Why do women feel as if they need their man?

One of my best friends in the world- we will name her Kara for privacy reasons, just got dumped. Now Kara had a terrible child hood we wont get into it but it is one that I truly respect how strong she is and how she made it through it and is trying to better her life snc she was on her own at 16. It’s known that most girls who grow up without a father figure or a piece of shit father figure like Kara will usually want a father figure of a boyfriend. And that what this man was to her. He’s a very nice man, and really does have best intentions with her and truly cares for her. However Kara wants and needed a man who basically controls her (not in a bad way mind you this was relatively healthy) but like I said he just dumped her and she is in hysterics, she’s in total panic attack mode, doesn’t know what to do, feels as if life is over ect. I love Kara to death and would never ever want anything to happen to her so of course I’m leaving work as early as I can to be with her.

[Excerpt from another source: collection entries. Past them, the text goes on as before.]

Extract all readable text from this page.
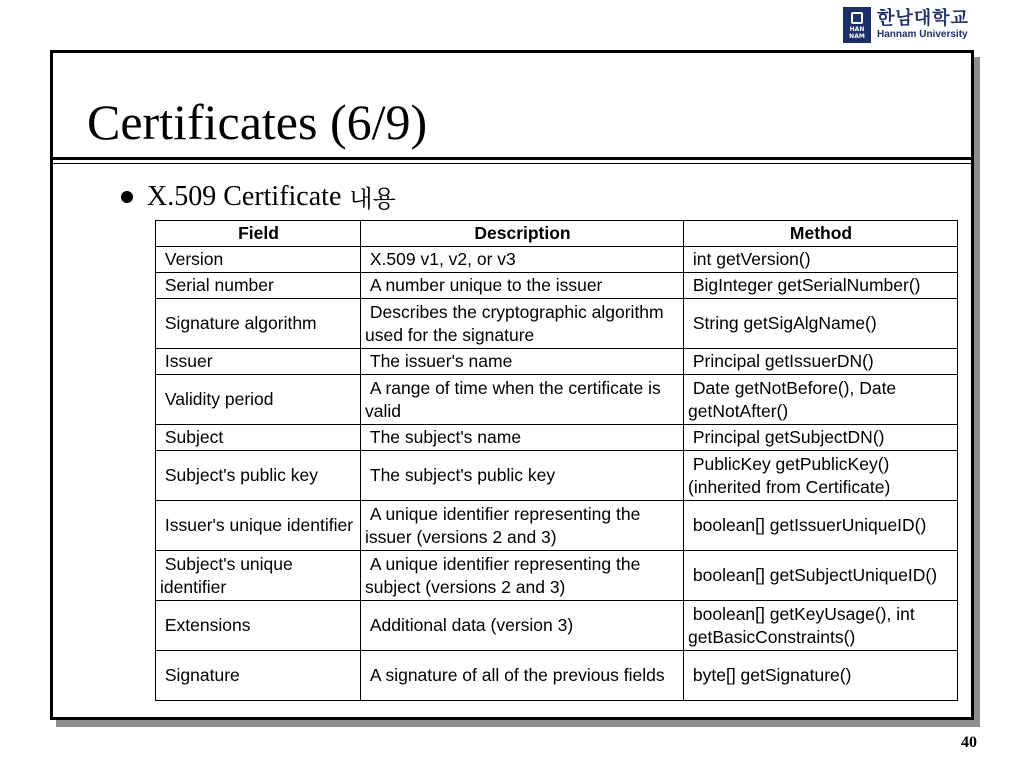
HAN NAM
한남대학교
Hannam University
Certificates (6/9)
X.509 Certificate 내용
Field	Description	Method
Version	X.509 v1, v2, or v3	int getVersion()
Serial number	A number unique to the issuer	BigInteger getSerialNumber()
Signature algorithm	Describes the cryptographic algorithm used for the signature	String getSigAlgName()
Issuer	The issuer's name	Principal getIssuerDN()
Validity period	A range of time when the certificate is valid	Date getNotBefore(), Date getNotAfter()
Subject	The subject's name	Principal getSubjectDN()
Subject's public key	The subject's public key	PublicKey getPublicKey() (inherited from Certificate)
Issuer's unique identifier	A unique identifier representing the issuer (versions 2 and 3)	boolean[] getIssuerUniqueID()
Subject's unique identifier	A unique identifier representing the subject (versions 2 and 3)	boolean[] getSubjectUniqueID()
Extensions	Additional data (version 3)	boolean[] getKeyUsage(), int getBasicConstraints()
Signature	A signature of all of the previous fields	byte[] getSignature()
40
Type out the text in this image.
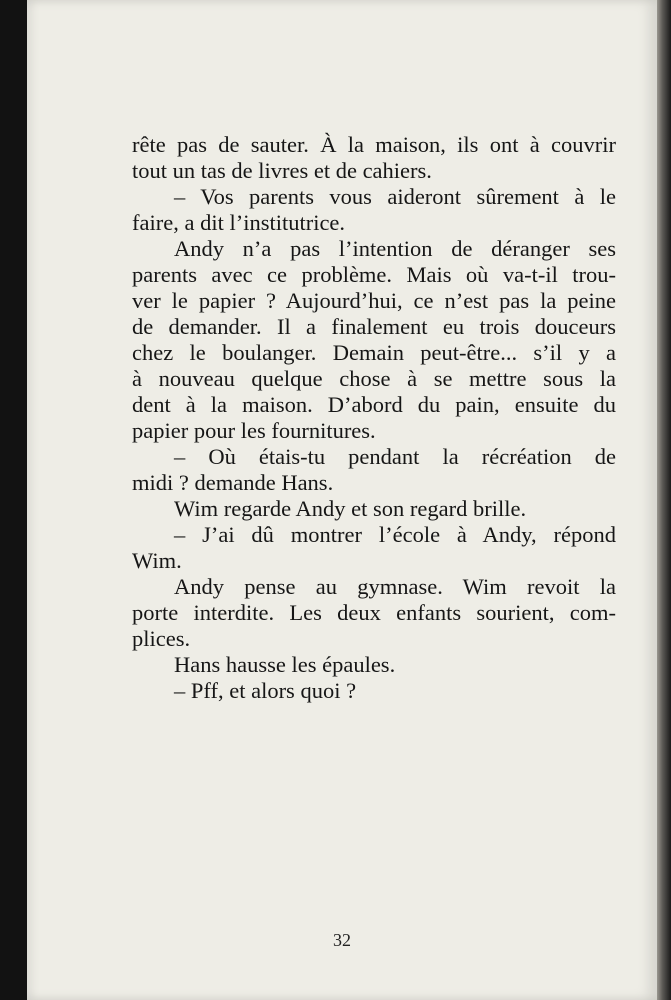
rête pas de sauter. À la maison, ils ont à couvrir
tout un tas de livres et de cahiers.
– Vos parents vous aideront sûrement à le
faire, a dit l’institutrice.
Andy n’a pas l’intention de déranger ses
parents avec ce problème. Mais où va-t-il trou-
ver le papier ? Aujourd’hui, ce n’est pas la peine
de demander. Il a finalement eu trois douceurs
chez le boulanger. Demain peut-être... s’il y a
à nouveau quelque chose à se mettre sous la
dent à la maison. D’abord du pain, ensuite du
papier pour les fournitures.
– Où étais-tu pendant la récréation de
midi ? demande Hans.
Wim regarde Andy et son regard brille.
– J’ai dû montrer l’école à Andy, répond
Wim.
Andy pense au gymnase. Wim revoit la
porte interdite. Les deux enfants sourient, com-
plices.
Hans hausse les épaules.
– Pff, et alors quoi ?
32
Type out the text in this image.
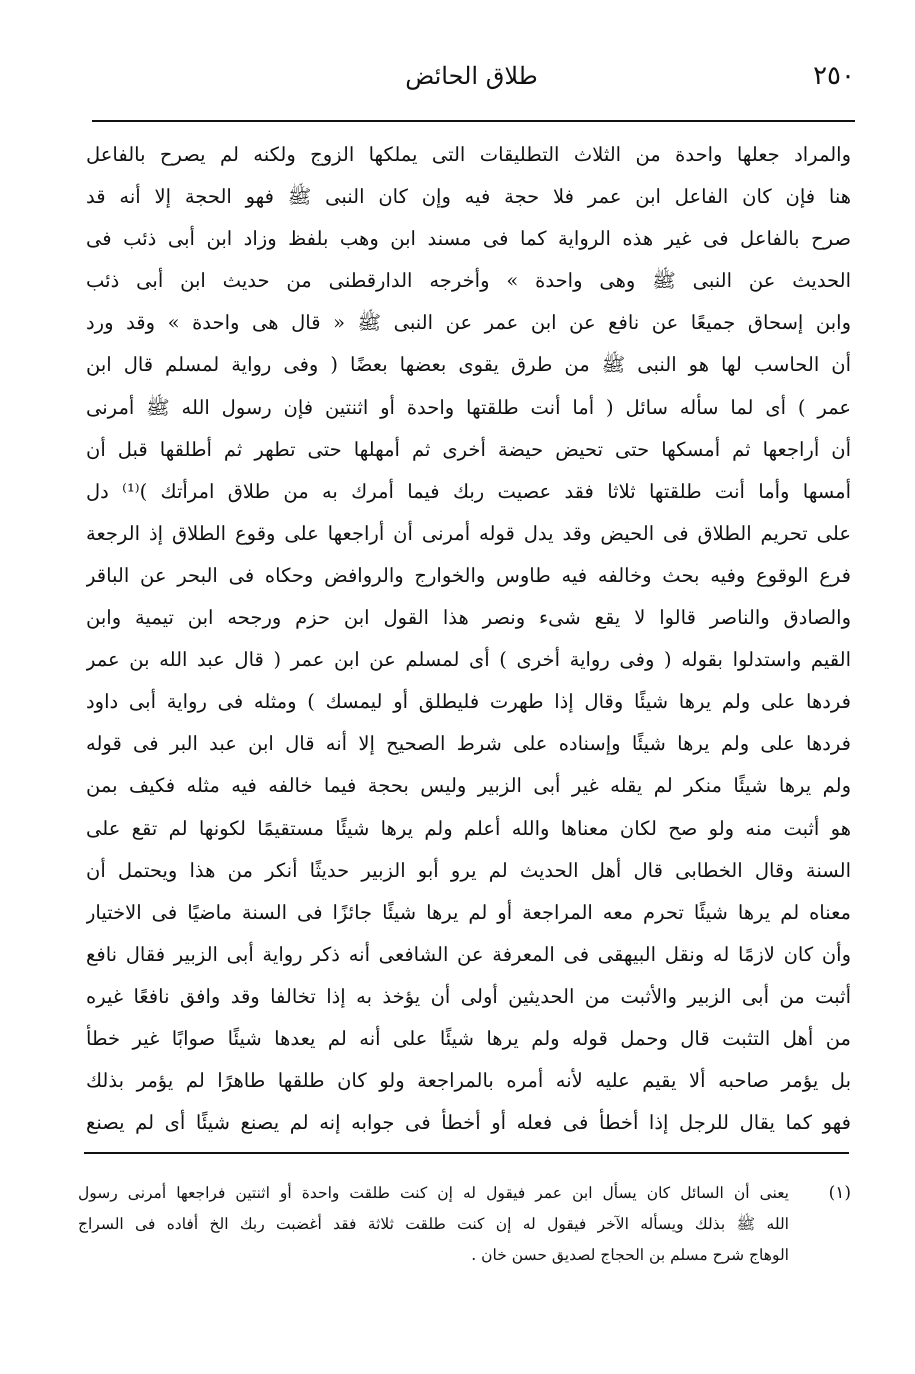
٢٥٠
طلاق الحائض
والمراد جعلها واحدة من الثلاث التطليقات التى يملكها الزوج ولكنه لم يصرح بالفاعل
هنا فإن كان الفاعل ابن عمر فلا حجة فيه وإن كان النبى ﷺ فهو الحجة إلا أنه قد
صرح بالفاعل فى غير هذه الرواية كما فى مسند ابن وهب بلفظ وزاد ابن أبى ذئب فى
الحديث عن النبى ﷺ وهى واحدة » وأخرجه الدارقطنى من حديث ابن أبى ذئب
وابن إسحاق جميعًا عن نافع عن ابن عمر عن النبى ﷺ « قال هى واحدة » وقد ورد
أن الحاسب لها هو النبى ﷺ من طرق يقوى بعضها بعضًا ( وفى رواية لمسلم قال ابن
عمر ) أى لما سأله سائل ( أما أنت طلقتها واحدة أو اثنتين فإن رسول الله ﷺ أمرنى
أن أراجعها ثم أمسكها حتى تحيض حيضة أخرى ثم أمهلها حتى تطهر ثم أطلقها قبل أن
أمسها وأما أنت طلقتها ثلاثا فقد عصيت ربك فيما أمرك به من طلاق امرأتك )⁽¹⁾ دل
على تحريم الطلاق فى الحيض وقد يدل قوله أمرنى أن أراجعها على وقوع الطلاق إذ الرجعة
فرع الوقوع وفيه بحث وخالفه فيه طاوس والخوارج والروافض وحكاه فى البحر عن الباقر
والصادق والناصر قالوا لا يقع شىء ونصر هذا القول ابن حزم ورجحه ابن تيمية وابن
القيم واستدلوا بقوله ( وفى رواية أخرى ) أى لمسلم عن ابن عمر ( قال عبد الله بن عمر
فردها على ولم يرها شيئًا وقال إذا طهرت فليطلق أو ليمسك ) ومثله فى رواية أبى داود
فردها على ولم يرها شيئًا وإسناده على شرط الصحيح إلا أنه قال ابن عبد البر فى قوله
ولم يرها شيئًا منكر لم يقله غير أبى الزبير وليس بحجة فيما خالفه فيه مثله فكيف بمن
هو أثبت منه ولو صح لكان معناها والله أعلم ولم يرها شيئًا مستقيمًا لكونها لم تقع على
السنة وقال الخطابى قال أهل الحديث لم يرو أبو الزبير حديثًا أنكر من هذا ويحتمل أن
معناه لم يرها شيئًا تحرم معه المراجعة أو لم يرها شيئًا جائزًا فى السنة ماضيًا فى الاختيار
وأن كان لازمًا له ونقل البيهقى فى المعرفة عن الشافعى أنه ذكر رواية أبى الزبير فقال نافع
أثبت من أبى الزبير والأثبت من الحديثين أولى أن يؤخذ به إذا تخالفا وقد وافق نافعًا غيره
من أهل التثبت قال وحمل قوله ولم يرها شيئًا على أنه لم يعدها شيئًا صوابًا غير خطأ
بل يؤمر صاحبه ألا يقيم عليه لأنه أمره بالمراجعة ولو كان طلقها طاهرًا لم يؤمر بذلك
فهو كما يقال للرجل إذا أخطأ فى فعله أو أخطأ فى جوابه إنه لم يصنع شيئًا أى لم يصنع
(١)
يعنى أن السائل كان يسأل ابن عمر فيقول له إن كنت طلقت واحدة أو اثنتين فراجعها أمرنى رسول
الله ﷺ بذلك ويسأله الآخر فيقول له إن كنت طلقت ثلاثة فقد أغضبت ربك الخ أفاده فى السراج
الوهاج شرح مسلم بن الحجاج لصديق حسن خان .
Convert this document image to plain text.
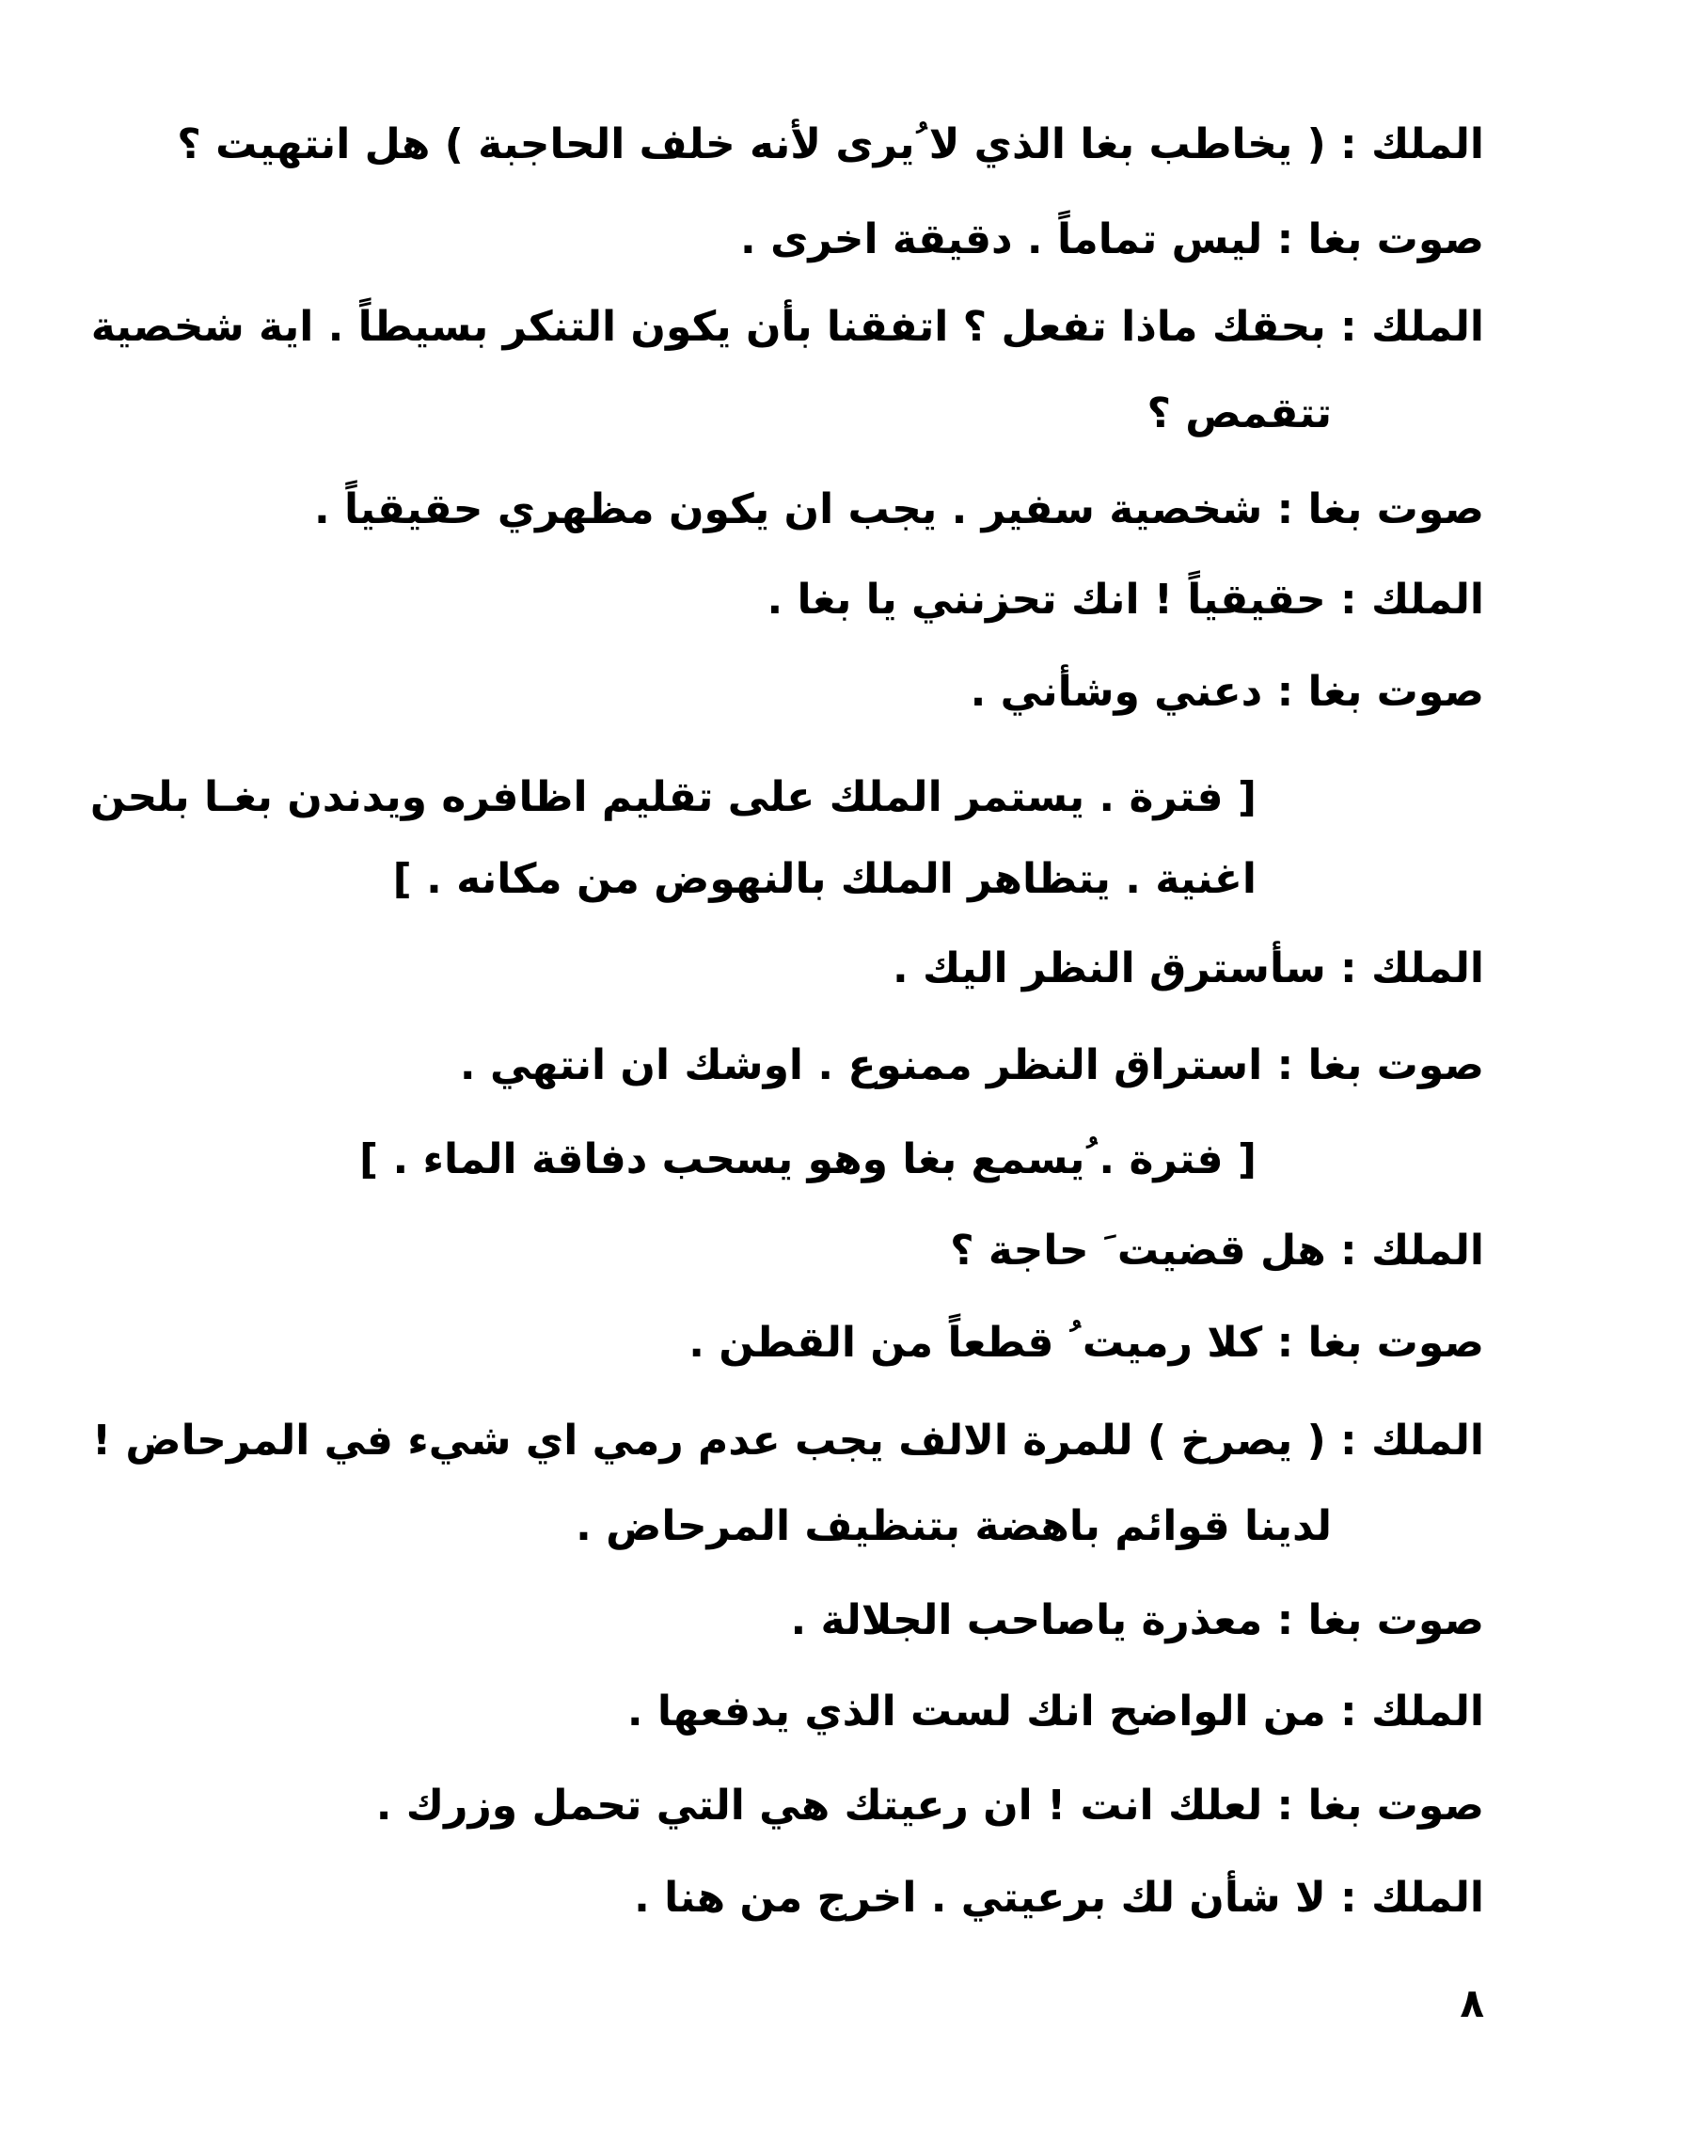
الملك : ( يخاطب بغا الذي لا ُيرى لأنه خلف الحاجبة ) هل انتهيت ؟
صوت بغا : ليس تماماً . دقيقة اخرى .
الملك : بحقك ماذا تفعل ؟ اتفقنا بأن يكون التنكر بسيطاً . اية شخصية
تتقمص ؟
صوت بغا : شخصية سفير . يجب ان يكون مظهري حقيقياً .
الملك : حقيقياً ! انك تحزنني يا بغا .
صوت بغا : دعني وشأني .
[ فترة . يستمر الملك على تقليم اظافره ويدندن بغـا بلحن
اغنية . يتظاهر الملك بالنهوض من مكانه . ]
الملك : سأسترق النظر اليك .
صوت بغا : استراق النظر ممنوع . اوشك ان انتهي .
[ فترة . ُيسمع بغا وهو يسحب دفاقة الماء . ]
الملك : هل قضيت َ حاجة ؟
صوت بغا : كلا رميت ُ قطعاً من القطن .
الملك : ( يصرخ ) للمرة الالف يجب عدم رمي اي شيء في المرحاض !
لدينا قوائم باهضة بتنظيف المرحاض .
صوت بغا : معذرة ياصاحب الجلالة .
الملك : من الواضح انك لست الذي يدفعها .
صوت بغا : لعلك انت ! ان رعيتك هي التي تحمل وزرك .
الملك : لا شأن لك برعيتي . اخرج من هنا .
٨
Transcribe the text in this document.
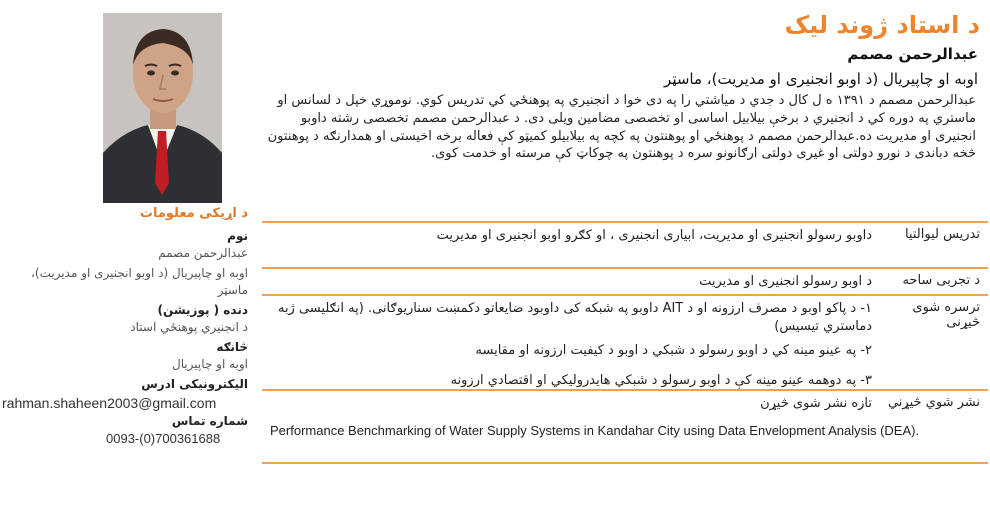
د اړیکی معلومات
نوم
عبدالرحمن مصمم
اوبه او چاپیریال (د اوبو انجنیری او مدیریت)، ماسټر
دنده ( پوزیشن)
د انجنيري پوهنځي استاد
څانګه
اوبه او چاپیریال
الیکترونیکی ادرس
rahman.shaheen2003@gmail.com
شماره تماس
0093-(0)700361688
د استاد ژوند لیک
عبدالرحمن مصمم
اوبه او چاپیریال (د اوبو انجنیری او مدیریت)، ماسټر
عبدالرحمن مصمم د ۱۳۹۱ ه ل کال د جدي د میاشتي را په دی خوا د انجنيري په پوهنځي کي تدريس کوي. نوموړي خپل د لسانس او ماستري په دوره کي د انجنيري د برخې بیلابیل اساسی او تخصصی مضامین ویلی دی. د عبدالرحمن مصمم تخصصی رشته داوبو انجنیری او مدیریت ده.عبدالرحمن مصمم د پوهنځي او پوهنتون په کچه په بیلابیلو کمیټو کې فعاله برخه اخیستی او همدارنګه د پوهنتون څخه دباندی د نورو دولتی او غیری دولتی ارګانونو سره د پوهنتون په چوکاټ کې مرسته او خدمت کوی.
تدریس لیوالتیا
داوبو رسولو انجنیری او مدیریت، ابیاری انجنیری ، او کګرو اوبو انجنیری او مدیریت
د تجربی ساحه
د اوبو رسولو انجنیری او مدیریت
ترسره شوی څیړنی
۱- د پاکو اوبو د مصرف ارزونه او د AIT داوبو په شبکه کی داوبود ضایعاتو دکمښت سناریوګانی. (په انګلیسی ژبه دماستري تيسيس)
۲- په عينو مينه کي د اوبو رسولو د شبکي د اوبو د کيفيت ارزونه او مقايسه
۳- په دوهمه عینو مینه کې د اوبو رسولو د شبکي هايدروليکي او اقتصادي ارزونه
نشر شوي څیړني
تازه نشر شوی څیړن
Performance Benchmarking of Water Supply Systems in Kandahar City using Data Envelopment Analysis (DEA).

But why is it so many girl/women feel it is their man who makes them whole. That after they get broken up with they feel as if life can’t go on, and that they are nothing without that man in their life’s. I know that it is probably much easier for me to say because I was raised by amazing parents who taught me to be independent and strong and my own person so it is easy for me to be independent but I know for some girls like Kara its impossible.

I wish I knew a way to make her see that our life; her life doesn’t need a man to control it. That it’s much better to be our own person, true to ourselves and in control of our own lives. That we can’t go through life pleasing everyone else, pretending to be someone were not because that’s what will make people like us. We need to be strong and ourselves more than anything and only then will are we able to fine TRUE happiness. Again I know I ramble but that’s what blogs are for right? It just kills me that Kara can’t see how amazing she is, how strong, intelligent and what a great person she is and that she doesn’t need anyone to tell her how to run her life. I don’t know how to teach her all I just said in just the few hours I will be with her tonight but I hope and pray that she will see this and she will learn to be herself, do things for her, live a little, live a REAL life, not one controlled by friends, boyfriends ect.

Break ups happen everyday to millions of diffrent people for a million diffrent reasons. We meet people through life and they come and go sometimes we are surrounded by people and sometimes we are alone but what we need to teach ourselves and our daughters is to have a solid foundation of self. To know that even when shit hits the fan and everything in our seemingly perfect little world changes that we can always rely on ourselves to get us through because you wont always have people to help you through things. *sigh* Oh my Kara, I love you and I know you will get through this an even stronger person. No man, no PERSON is worth all this pain and misery.